Arbitration clause The most important development in the new tax treaty is the introduction of the arbitration clause, first to be prescribed among the 48 conventions covering 59 countries that Japan enters into. The arbitration clause in the new tax treaty is included in paragraph 5 of article 24 (mutual agreement procedure). The clause is introduced in line with the arbitration clause of the OECD Model Tax Convention (paragraph 5 of article 25). The arbitration clause binds the two countries to agree on the arbitration process, when the competent authorities are unable to reach an agreement to resolve a double taxation case within two years from the presentation of the case to the competent authority of the other contracting state, upon the taxpayer's request. The arbitration clause also prescribes that the decision made in the arbitration process is binding to both countries, notwithstanding any time limits in the domestic laws, unless the taxpayer involved does not accept the mutual agreement that implements the arbitration decision.
Details of the arbitration process are prescribed in paragraph 12 of the protocol to the new tax treaty.
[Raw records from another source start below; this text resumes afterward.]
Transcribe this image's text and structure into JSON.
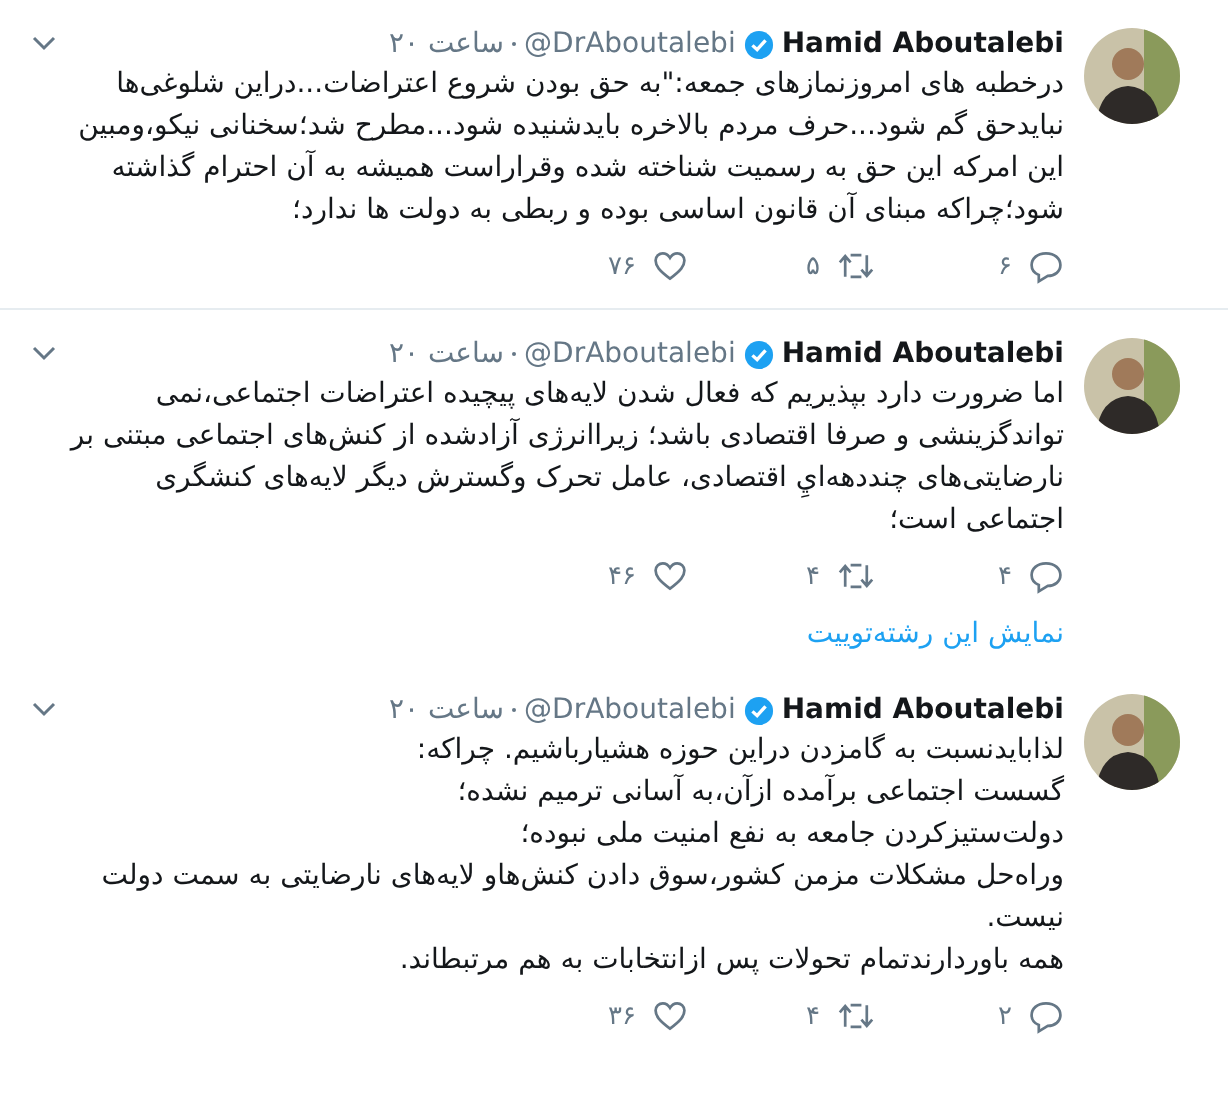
{
  "tweets": [
    {
      "name": "Hamid Aboutalebi",
      "verified": true,
      "handle": "@DrAboutalebi",
      "time": "۲۰ ساعت",
      "text": "درخطبه های امروزنمازهای جمعه:\"به حق بودن شروع اعتراضات...دراین شلوغی‌ها نبایدحق گم شود...حرف مردم بالاخره بایدشنیده شود...مطرح شد؛سخنانی نیکو،ومبین این امرکه این حق به رسمیت شناخته شده وقراراست همیشه به آن احترام گذاشته شود؛چراکه مبنای آن قانون اساسی بوده و ربطی به دولت ها ندارد؛",
      "replies": "۶",
      "retweets": "۵",
      "likes": "۷۶"
    },
    {
      "name": "Hamid Aboutalebi",
      "verified": true,
      "handle": "@DrAboutalebi",
      "time": "۲۰ ساعت",
      "text": "اما ضرورت دارد بپذیریم که فعال شدن لایه‌های پیچیده اعتراضات اجتماعی،نمی تواندگزینشی و صرفا اقتصادی باشد؛ زیراانرژی آزادشده از کنش‌های اجتماعی مبتنی بر نارضایتی‌های چنددهه‌ايِ اقتصادی، عامل تحرک وگسترش دیگر لایه‌های کنشگری اجتماعی است؛",
      "replies": "۴",
      "retweets": "۴",
      "likes": "۴۶",
      "thread_link": "نمایش این رشته‌توییت"
    },
    {
      "name": "Hamid Aboutalebi",
      "verified": true,
      "handle": "@DrAboutalebi",
      "time": "۲۰ ساعت",
      "text": "لذابایدنسبت به گامزدن دراین حوزه هشیارباشیم. چراکه:\nگسست اجتماعی برآمده ازآن،به آسانی ترمیم نشده؛\nدولت‌ستیزکردن جامعه به نفع امنیت ملی نبوده؛\nوراه‌حل مشکلات مزمن کشور،سوق دادن کنش‌هاو لایه‌های نارضایتی به سمت دولت نیست.\nهمه باوردارندتمام تحولات پس ازانتخابات به هم مرتبطاند.",
      "replies": "۲",
      "retweets": "۴",
      "likes": "۳۶"
    }
  ]
}
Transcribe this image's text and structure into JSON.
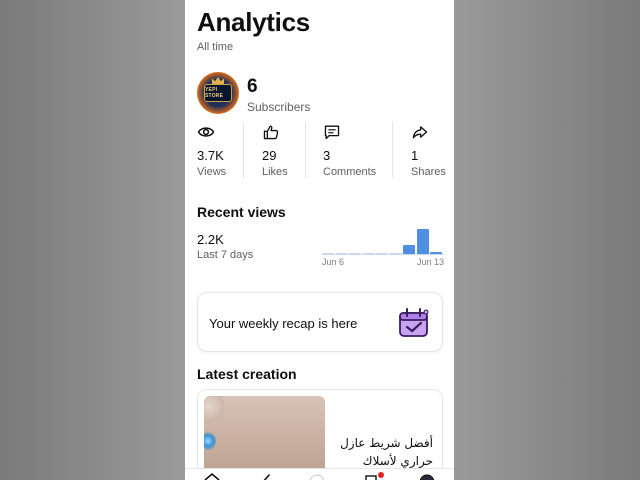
{
  "header": {
    "title": "Analytics",
    "subtitle": "All time"
  },
  "channel": {
    "avatar_text": "YEPI STORE",
    "subscribers_count": "6",
    "subscribers_label": "Subscribers"
  },
  "stats": [
    {
      "icon": "eye-icon",
      "value": "3.7K",
      "label": "Views"
    },
    {
      "icon": "thumbs-up-icon",
      "value": "29",
      "label": "Likes"
    },
    {
      "icon": "comment-icon",
      "value": "3",
      "label": "Comments"
    },
    {
      "icon": "share-icon",
      "value": "1",
      "label": "Shares"
    }
  ],
  "recent_views": {
    "title": "Recent views",
    "value": "2.2K",
    "period": "Last 7 days"
  },
  "chart_data": {
    "type": "bar",
    "categories": [
      "",
      "",
      "",
      "",
      "",
      "",
      "",
      "",
      ""
    ],
    "x_tick_labels": [
      "Jun 6",
      "Jun 13"
    ],
    "values": [
      0.03,
      0.03,
      0.03,
      0.03,
      0.03,
      0.03,
      0.28,
      0.82,
      0.06
    ],
    "highlight_from_index": 6,
    "ylim": [
      0,
      1
    ],
    "title": "",
    "xlabel": "",
    "ylabel": "",
    "colors": {
      "active": "#4f8ee0",
      "faint": "#c8d9f0"
    }
  },
  "recap": {
    "text": "Your weekly recap is here",
    "icon": "calendar-check-icon"
  },
  "latest_creation": {
    "title": "Latest creation",
    "video_title": "أفضل شريط عازل\nحراري لأسلاك الس..."
  },
  "colors": {
    "accent": "#4f8ee0",
    "text": "#0f0f0f",
    "muted": "#606060",
    "divider": "#e5e5e5",
    "notification": "#e02424"
  }
}
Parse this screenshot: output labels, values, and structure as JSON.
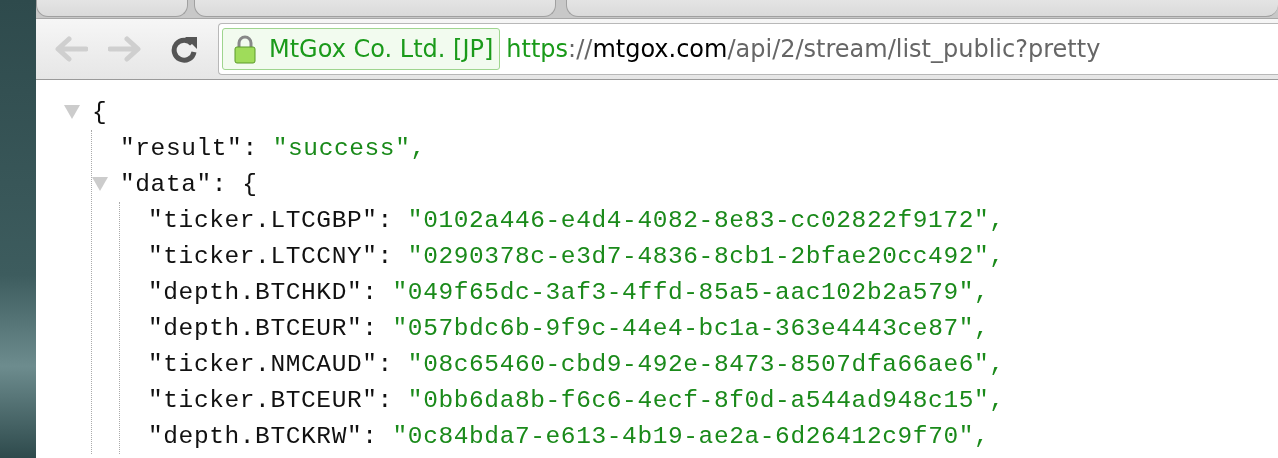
{
  "toolbar": {
    "back": {
      "disabled": true
    },
    "forward": {
      "disabled": true
    }
  },
  "address_bar": {
    "identity": "MtGox Co. Ltd. [JP]",
    "secure": true,
    "scheme": "https",
    "separator": "://",
    "host": "mtgox.com",
    "path": "/api/2/stream/list_public?pretty"
  },
  "json_view": {
    "expanded": true,
    "open": "{",
    "entries": [
      {
        "kind": "string",
        "key": "\"result\":",
        "value": "\"success\","
      },
      {
        "kind": "object",
        "key": "\"data\":",
        "open": "{",
        "expanded": true,
        "children": [
          {
            "kind": "string",
            "key": "\"ticker.LTCGBP\":",
            "value": "\"0102a446-e4d4-4082-8e83-cc02822f9172\","
          },
          {
            "kind": "string",
            "key": "\"ticker.LTCCNY\":",
            "value": "\"0290378c-e3d7-4836-8cb1-2bfae20cc492\","
          },
          {
            "kind": "string",
            "key": "\"depth.BTCHKD\":",
            "value": "\"049f65dc-3af3-4ffd-85a5-aac102b2a579\","
          },
          {
            "kind": "string",
            "key": "\"depth.BTCEUR\":",
            "value": "\"057bdc6b-9f9c-44e4-bc1a-363e4443ce87\","
          },
          {
            "kind": "string",
            "key": "\"ticker.NMCAUD\":",
            "value": "\"08c65460-cbd9-492e-8473-8507dfa66ae6\","
          },
          {
            "kind": "string",
            "key": "\"ticker.BTCEUR\":",
            "value": "\"0bb6da8b-f6c6-4ecf-8f0d-a544ad948c15\","
          },
          {
            "kind": "string",
            "key": "\"depth.BTCKRW\":",
            "value": "\"0c84bda7-e613-4b19-ae2a-6d26412c9f70\","
          }
        ]
      }
    ]
  }
}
Protocol article 12 prescribes that the two countries shall establish a procedure to ensure that an arbitration decision will be implemented within two years from a request for arbitration. The implementing arrangement is also established generally in line with the procedures prescribed in the OECD Commentary.
The NTA has officially announced that the request for mutual agreement procedures in conjunction with the application of bilateral APAs will not be subject to the arbitration procedures. Furthermore, recent tax assessments indicate that the NTA is taking a strong position that donation taxation on intercompany transactions, will not be subject to mutual agreement procedures. Accordingly, from the NTA's perspective, even in case of a double taxation situation as a result of an intercompany donation taxation, the case will not be part of a mutual agreement procedure, which also takes away the path for a possible resolution in the arbitration procedure. The NTA asserts that since donation taxation is a deductibility issue under the domestic tax law, it should not be treated as taxation not in accordance with the provisions of a tax treaty.
Other developments In line with other conventions recently negotiated, the new tax treaty reduced the maximum withholding tax rates applicable to dividends and royalties; a zero withholding tax rate on dividends in the case where 50% or more of the shares of the dividend paying company are held by a qualifying treaty resident shareholder, and a 5% rate in the case where at least 10% of the shares are held by a qualifying treaty resident shareholder.
The new tax treaty also provides for a 10% withholding tax rate in the case where less than 10% of the shares of the dividend paying company are held by a treaty resident shareholder. The maximum interest withholding rate under the new treaty remains to be at 10%. However, a 0% rate is provided in the case of interest paid to certain financial institutes. Under the new treaty, the maximum withholding rate on royalties is reduced to zero from 10%.
Upon ratification, the new treaty is expected become effective in January 2011.